Hier hilft nur noch Generalstreik

Für ein besseres Studium für alle: Seit gestern wird auch an drei Hamburger Hochschulen gestreikt  ■ Von Karin Flothmann und Ralf Streck

„Auch hier kein Durchkommen“, stöhnt eine Studentin und versucht, sich irgendwie ins überfüllte Audimax der Universität zu quetschen. Hier drängeln sich schon an die 3.000 StudentInnen. Alle Zeichen stehen auf Streik. Es war gestern nicht leicht, an einer der studentischen Vollversammlungen in Hamburg teilzunehmen, auf denen darüber diskutiert wurde, ob sich Hamburgs Studierende den bundesweiten Protesten anschließen. Das Ergebnis jedoch war eindeutig: An der Universität, der Hochschule für Wirtschaft und Politik (HWP) und einigen Fachbereichen der Fachhochschule wird seit gestern gestreikt. Die StudentInnen der TU Harburg solidarisierten sich mit den Streikenden, wollen selbst aber nur einen Aktionstag am Mittwoch durchführen.

Zugleich beschlossen die StudentInnen aller drei Streik-Hochschulen Resolutionen, die sich für bessere Studienbedingungen aussprechen und gegen die geplante Novelle des Hochschulrahmengesetzes richten. Vom behindertengerechten Ausbau der Hochschulen über ein bundesweites Verbot aller Studiengebühren bis hin zu einer solidarisch finanzierten Grundsicherung für alle reichen die Forderungskataloge. „Kürzungen und Umstrukturierungen an den Hochschulen sind kein Einzelphänomen“, versucht Felix Puspieck von der HWP den Protest gesamtgesellschaftlich zu verorten. „Wir treten für eine solidarische Gesellschaft ein, die sich an den Bedürfnissen der Menschen orientiert und nicht an ihrer ökonomischen Verwertbarkeit.“

Der Hamburger Protest richtet sich folgerichtig auch gegen das von der Bundesregierung geplante neue Hochschulrahmengesetz (HRG). Zwangsberatung, kürzere und angeblich effektivere Studiengänge, die Möglichkeit, daß sich Unis 20 Prozent ihrer StudentInnen per Testverfahren selbst aussuchen dürfen – all das empört Hamburgs Studierende. Sie befürchten, daß künftig nur noch eine kleine Elite eine umfassende Hochschulausbildung erhalten soll. Die Masse hingegen werde in Kurzstudiengängen abgefertigt – je nach den gerade aktuellen Bedürfnissen der Wirtschaft.

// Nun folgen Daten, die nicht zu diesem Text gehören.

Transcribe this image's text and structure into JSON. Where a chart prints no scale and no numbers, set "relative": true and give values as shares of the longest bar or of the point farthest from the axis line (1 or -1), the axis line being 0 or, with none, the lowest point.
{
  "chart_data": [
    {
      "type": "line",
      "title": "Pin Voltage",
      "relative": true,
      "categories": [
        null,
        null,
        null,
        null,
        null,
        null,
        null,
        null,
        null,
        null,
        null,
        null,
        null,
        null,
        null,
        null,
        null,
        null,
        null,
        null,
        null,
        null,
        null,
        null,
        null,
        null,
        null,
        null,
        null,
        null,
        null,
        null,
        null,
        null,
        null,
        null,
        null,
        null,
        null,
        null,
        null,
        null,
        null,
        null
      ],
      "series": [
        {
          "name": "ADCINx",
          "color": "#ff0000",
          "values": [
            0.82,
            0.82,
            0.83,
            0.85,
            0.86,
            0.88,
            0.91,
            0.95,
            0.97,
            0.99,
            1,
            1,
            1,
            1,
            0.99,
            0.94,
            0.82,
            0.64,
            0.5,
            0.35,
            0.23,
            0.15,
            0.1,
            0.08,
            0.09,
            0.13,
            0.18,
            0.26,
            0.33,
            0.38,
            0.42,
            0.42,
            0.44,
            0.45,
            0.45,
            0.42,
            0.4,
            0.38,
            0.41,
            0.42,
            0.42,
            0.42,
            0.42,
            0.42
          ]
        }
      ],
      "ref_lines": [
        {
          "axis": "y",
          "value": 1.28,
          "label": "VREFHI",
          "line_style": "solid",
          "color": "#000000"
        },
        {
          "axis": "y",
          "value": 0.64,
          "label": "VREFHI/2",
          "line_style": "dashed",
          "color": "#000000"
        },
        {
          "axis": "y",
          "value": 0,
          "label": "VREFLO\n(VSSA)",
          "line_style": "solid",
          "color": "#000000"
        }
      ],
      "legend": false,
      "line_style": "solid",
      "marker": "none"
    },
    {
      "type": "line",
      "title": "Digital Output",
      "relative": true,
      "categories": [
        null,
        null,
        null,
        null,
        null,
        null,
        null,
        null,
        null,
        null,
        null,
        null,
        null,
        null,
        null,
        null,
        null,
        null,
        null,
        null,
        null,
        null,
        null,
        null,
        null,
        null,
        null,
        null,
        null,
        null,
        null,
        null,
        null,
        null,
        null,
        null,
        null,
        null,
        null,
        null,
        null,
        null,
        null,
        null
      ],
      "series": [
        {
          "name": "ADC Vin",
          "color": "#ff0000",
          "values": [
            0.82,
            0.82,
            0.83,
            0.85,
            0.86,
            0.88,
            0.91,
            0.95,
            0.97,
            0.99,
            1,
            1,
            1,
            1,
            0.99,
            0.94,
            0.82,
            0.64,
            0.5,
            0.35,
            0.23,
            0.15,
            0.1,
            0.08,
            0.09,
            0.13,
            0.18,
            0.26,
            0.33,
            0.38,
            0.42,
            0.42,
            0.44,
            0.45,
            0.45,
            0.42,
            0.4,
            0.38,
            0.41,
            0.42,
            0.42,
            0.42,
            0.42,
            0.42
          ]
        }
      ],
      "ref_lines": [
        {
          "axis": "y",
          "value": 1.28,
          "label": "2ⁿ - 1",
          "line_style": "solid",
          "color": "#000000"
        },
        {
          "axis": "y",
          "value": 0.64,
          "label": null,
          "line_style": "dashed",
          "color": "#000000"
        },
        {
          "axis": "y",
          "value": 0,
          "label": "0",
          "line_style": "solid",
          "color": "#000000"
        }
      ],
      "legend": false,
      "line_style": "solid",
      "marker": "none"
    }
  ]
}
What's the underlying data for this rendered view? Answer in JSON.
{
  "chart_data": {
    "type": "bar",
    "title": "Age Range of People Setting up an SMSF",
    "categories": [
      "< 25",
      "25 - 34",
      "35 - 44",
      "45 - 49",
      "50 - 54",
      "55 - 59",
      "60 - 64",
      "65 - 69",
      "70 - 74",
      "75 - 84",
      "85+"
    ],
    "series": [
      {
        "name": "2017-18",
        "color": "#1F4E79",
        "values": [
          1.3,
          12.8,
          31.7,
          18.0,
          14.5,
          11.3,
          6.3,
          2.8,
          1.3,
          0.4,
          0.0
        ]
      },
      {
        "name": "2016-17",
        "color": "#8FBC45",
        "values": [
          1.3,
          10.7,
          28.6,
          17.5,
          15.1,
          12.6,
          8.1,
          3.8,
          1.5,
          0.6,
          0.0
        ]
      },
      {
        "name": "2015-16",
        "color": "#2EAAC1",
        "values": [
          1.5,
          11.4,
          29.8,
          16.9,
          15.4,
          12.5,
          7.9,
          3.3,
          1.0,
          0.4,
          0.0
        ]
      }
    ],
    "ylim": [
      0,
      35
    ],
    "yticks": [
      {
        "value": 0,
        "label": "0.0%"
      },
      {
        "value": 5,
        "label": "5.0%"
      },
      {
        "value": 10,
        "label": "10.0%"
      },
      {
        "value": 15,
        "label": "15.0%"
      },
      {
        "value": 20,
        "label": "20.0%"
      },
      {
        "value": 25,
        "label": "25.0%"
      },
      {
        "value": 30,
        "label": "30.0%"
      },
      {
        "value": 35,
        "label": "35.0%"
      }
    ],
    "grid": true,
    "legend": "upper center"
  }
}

„Wir streiken nicht, weil der Kopierer kaputt ist“, proklamierte auch Ralph Wildner, Romanistikstudent der Uni Gießen, der als Gast zur Vollversammlung an der Uni geladen war. „Wir wollen eine Umstrukturierung der gesamten Gesellschaft.“Er und andere distanzierten sich vom Applaus nach Art des Bundeskanzlers. Politiker seiner Couleur wollten die Hochschulen allein nach betriebswirtschaftlichen Kriterien umbauen.

Vor Applaus waren sie gestern dennoch nicht gefeit. Am Abend erklärte sich Hamburgs Wissenschaftssenatorin Krista Sager (GAL) flugs solidarisch mit den Studierenden: Mit dem Streik rücke die Bildungssituation endlich „in offensiver Weise in die öffentliche Wahrnehmung“. Als am Nachmittag rund 2.000 StudentInnen protestierend vom Rathaus zum Springer-Hochhaus zogen, war diese Öffentlichkeit schon hergestellt. „Hier hilft doch nur noch ein Generalstreik“, grüßte Rentner Heinz Pestke die DemonstrantInnen vom Straßenrand.